Hunger roiled in the avian’s belly, and its gaze settled on the back of one who walked away from the wall.
The guardians chose that moment to become alert to the sentience’s wakefulness. Alarm buzzed through the wall and beneath the avian’s talons. Startled, the avian flapped its wings and launched into the air.
Come back to us, ancient one,
the voices called.
Overcome, the sentience lost control of the avian. The creature angled its wings for maximum speed and soared toward the man’s back, talons extended.
Men pointed and shouted. The man turned, eyes wide as it took in the avian arrowing in on him. He dropped on the ground just in time to evade talons.
The guardians screamed at the sentience, or maybe it was the wind screaming past the ears of the avian. The sentience could make no sense of it. The billowing structures—
tents
—were but blurs below. Men scattered in all directions, yelling and running in confusion.
Fear radiating from so much available prey aroused the avian’s predatory hunger to a new height. It turned on a wingtip, screaming for blood, bearing down again on the man, but this time he held a shiny object.
Sword.
The sentience wanted to avert the avian’s mad flight, but the guardians distracted it with their songs of peace and contentment, and promises of tranquil slumbering. All it had to do was return; return to the other side of the wall and end the struggle. Just rest. Rest and sleep . . .
The avian circled above the man, flicking its forked tongue, before stooping into a dive.

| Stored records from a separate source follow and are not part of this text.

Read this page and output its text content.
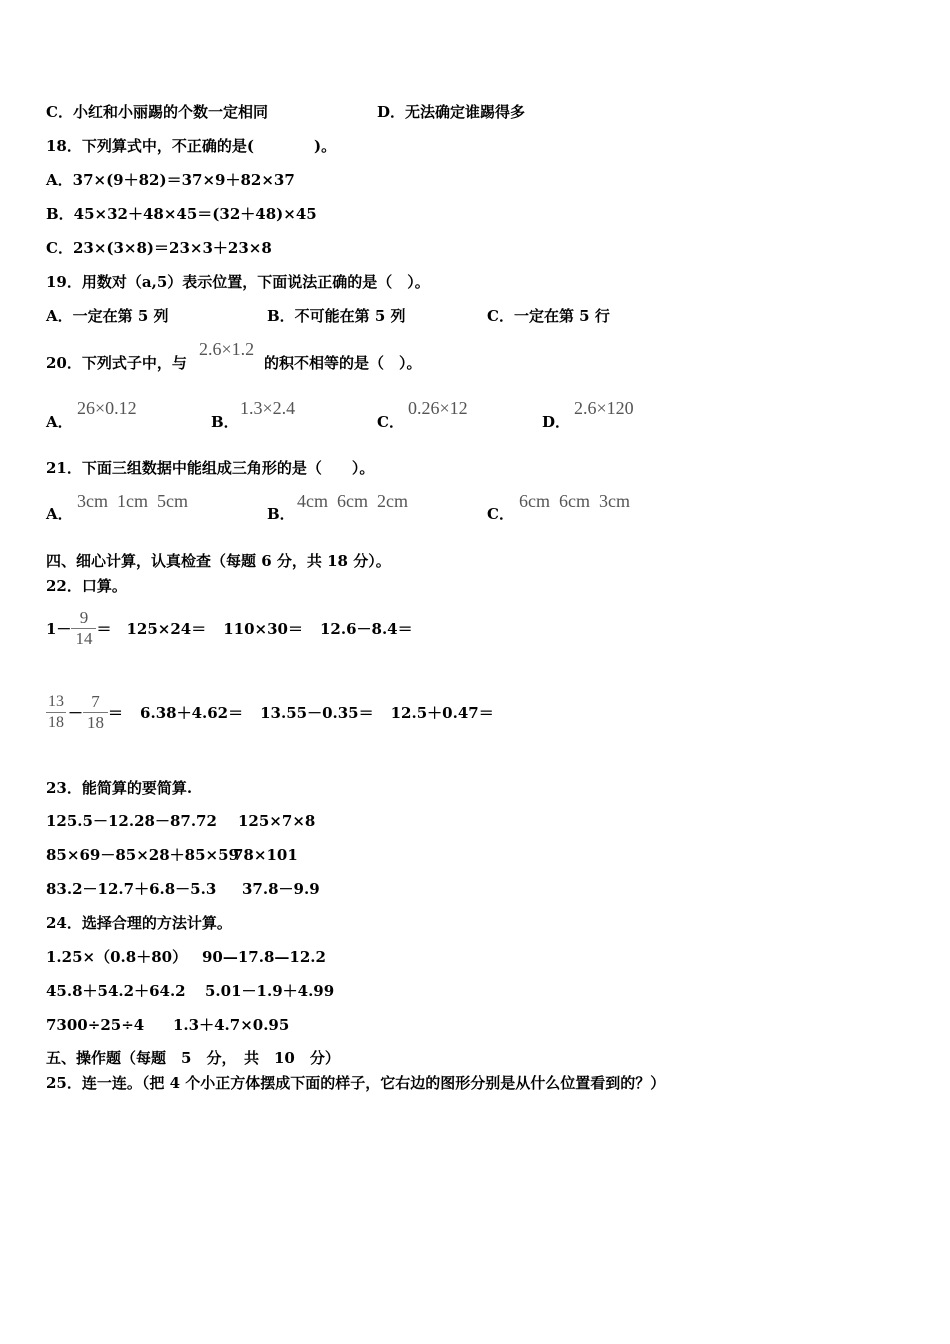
C．小红和小丽踢的个数一定相同	D．无法确定谁踢得多
18．下列算式中，不正确的是(　　　　)。
A．37×(9＋82)＝37×9＋82×37
B．45×32＋48×45＝(32＋48)×45
C．23×(3×8)＝23×3＋23×8
19．用数对（a,5）表示位置，下面说法正确的是（　）。
A．一定在第 5 列	B．不可能在第 5 列	C．一定在第 5 行
20．下列式子中，与
2.6×1.2
的积不相等的是（　）。
A．
26×0.12
B．
1.3×2.4
C．
0.26×12
D．
2.6×120
21．下面三组数据中能组成三角形的是（　　）。
A．
3cm  1cm  5cm
B．
4cm  6cm  2cm
C．
6cm  6cm  3cm
四、细心计算，认真检查（每题 6 分，共 18 分）。
22．口算。
$1- \frac{9}{14} = 125\times 24= 110\times 30= 12.6-8.4=$
$\frac{13}{18} - \frac{7}{18} = 6.38+4.62= 13.55-0.35= 12.5+0.47=$
23．能简算的要简算.
125.5－12.28－87.72 125×7×8
85×69－85×28＋85×59
78×101
83.2－12.7＋6.8－5.3 37.8－9.9
24．选择合理的方法计算。
1.25×（0.8＋80） 90—17.8—12.2
45.8＋54.2＋64.2 5.01－1.9＋4.99
7300÷25÷4 1.3＋4.7×0.95
五、操作题（每题　5　分，　共　10　分）
25．连一连。（把 4 个小正方体摆成下面的样子，它右边的图形分别是从什么位置看到的？）
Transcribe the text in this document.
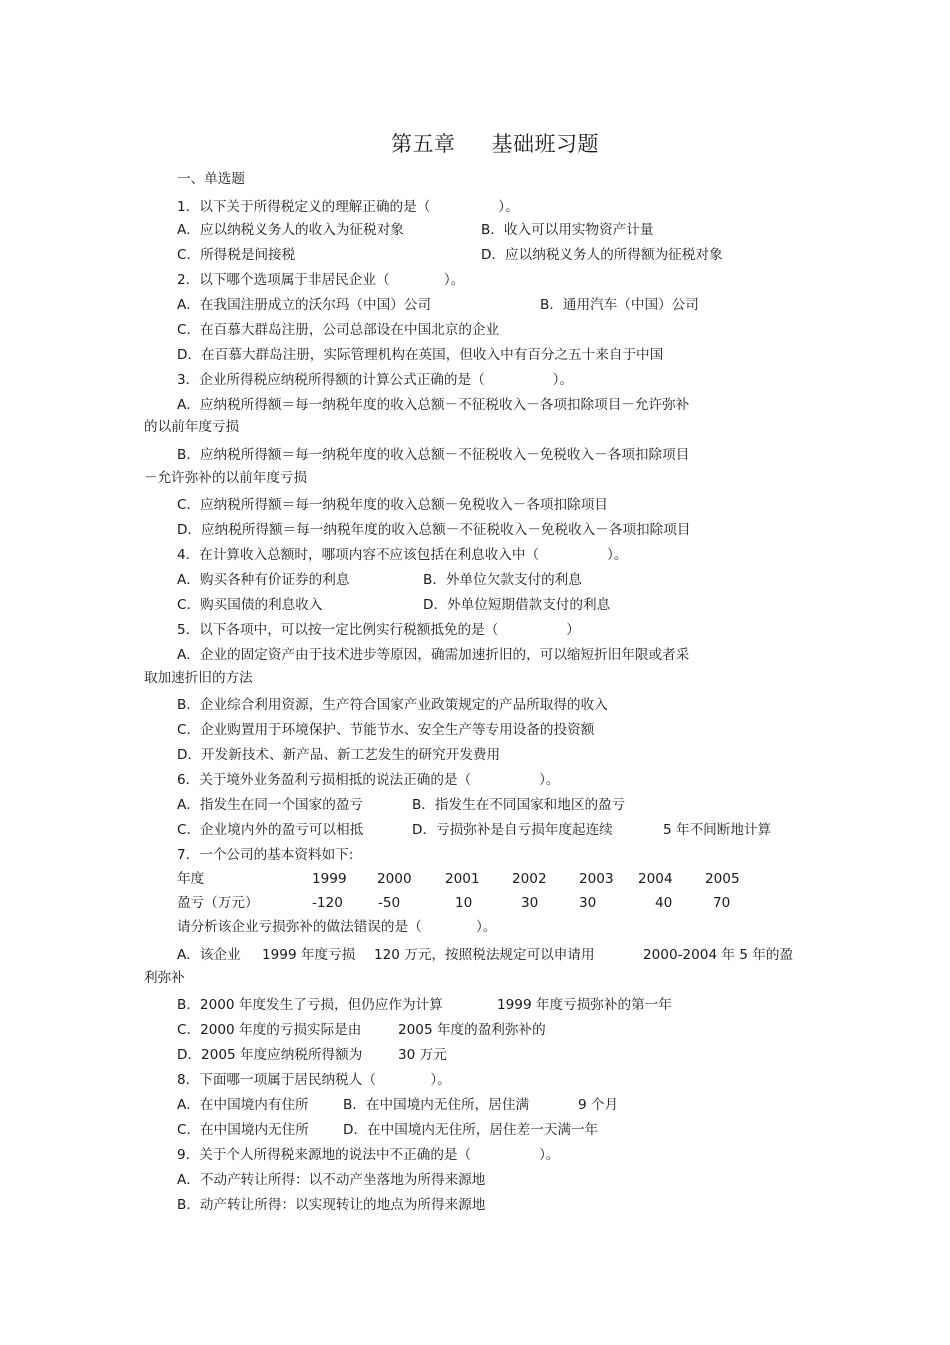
第五章 基础班习题
一、单选题
1．以下关于所得税定义的理解正确的是（　　　　　）。
A．应以纳税义务人的收入为征税对象	B．收入可以用实物资产计量
C．所得税是间接税	D．应以纳税义务人的所得额为征税对象
2．以下哪个选项属于非居民企业（　　　　）。
A．在我国注册成立的沃尔玛（中国）公司	B．通用汽车（中国）公司
C．在百慕大群岛注册，公司总部设在中国北京的企业
D．在百慕大群岛注册，实际管理机构在英国，但收入中有百分之五十来自于中国
3．企业所得税应纳税所得额的计算公式正确的是（　　　　　）。
A．应纳税所得额＝每一纳税年度的收入总额－不征税收入－各项扣除项目－允许弥补
的以前年度亏损
B．应纳税所得额＝每一纳税年度的收入总额－不征税收入－免税收入－各项扣除项目
－允许弥补的以前年度亏损
C．应纳税所得额＝每一纳税年度的收入总额－免税收入－各项扣除项目
D．应纳税所得额＝每一纳税年度的收入总额－不征税收入－免税收入－各项扣除项目
4．在计算收入总额时，哪项内容不应该包括在利息收入中（　　　　　）。
A．购买各种有价证券的利息	B．外单位欠款支付的利息
C．购买国债的利息收入	D．外单位短期借款支付的利息
5．以下各项中，可以按一定比例实行税额抵免的是（　　　　　）
A．企业的固定资产由于技术进步等原因，确需加速折旧的，可以缩短折旧年限或者采
取加速折旧的方法
B．企业综合利用资源，生产符合国家产业政策规定的产品所取得的收入
C．企业购置用于环境保护、节能节水、安全生产等专用设备的投资额
D．开发新技术、新产品、新工艺发生的研究开发费用
6．关于境外业务盈利亏损相抵的说法正确的是（　　　　　）。
A．指发生在同一个国家的盈亏	B．指发生在不同国家和地区的盈亏
C．企业境内外的盈亏可以相抵	D．亏损弥补是自亏损年度起连续	5 年不间断地计算
7．一个公司的基本资料如下:
年度	1999 2000 2001 2002 2003 2004 2005
盈亏（万元）	-120	-50	10	30	30	40	70
请分析该企业亏损弥补的做法错误的是（　　　　）。
A．该企业 1999 年度亏损 120 万元，按照税法规定可以申请用	2000-2004 年 5 年的盈
利弥补
B．2000 年度发生了亏损，但仍应作为计算	1999 年度亏损弥补的第一年
C．2000 年度的亏损实际是由	2005 年度的盈利弥补的
D．2005 年度应纳税所得额为	30 万元
8．下面哪一项属于居民纳税人（　　　　）。
A．在中国境内有住所	B．在中国境内无住所，居住满	9 个月
C．在中国境内无住所	D．在中国境内无住所，居住差一天满一年
9．关于个人所得税来源地的说法中不正确的是（　　　　　）。
A．不动产转让所得：以不动产坐落地为所得来源地
B．动产转让所得：以实现转让的地点为所得来源地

The man did not cower but slashed with his blade, cutting the avian above its talon.
PAIN! RAGE! REVENGE!
Maddened, the creature surged upward with great wing-strokes to gain altitude for another diving attack. A projectile whizzed by its head.
Stupid creature,
the sentience thought, fighting the grogginess brought on by the guardians. With a mighty effort, it again exerted its will into the avian’s mind.
Survival,
it urged the avian, fearing for its own survival should the avian be killed.
Seek safety.
The avian tossed its head and screeched in angry resistance, and pursued prey.
This time it hunted for one without defense. Men scattered as it skimmed above their heads, and it lunged upon one who could not run fast enough. The man—
no, woman
—loosed a bloodcurdling scream as talons sank into her shoulders.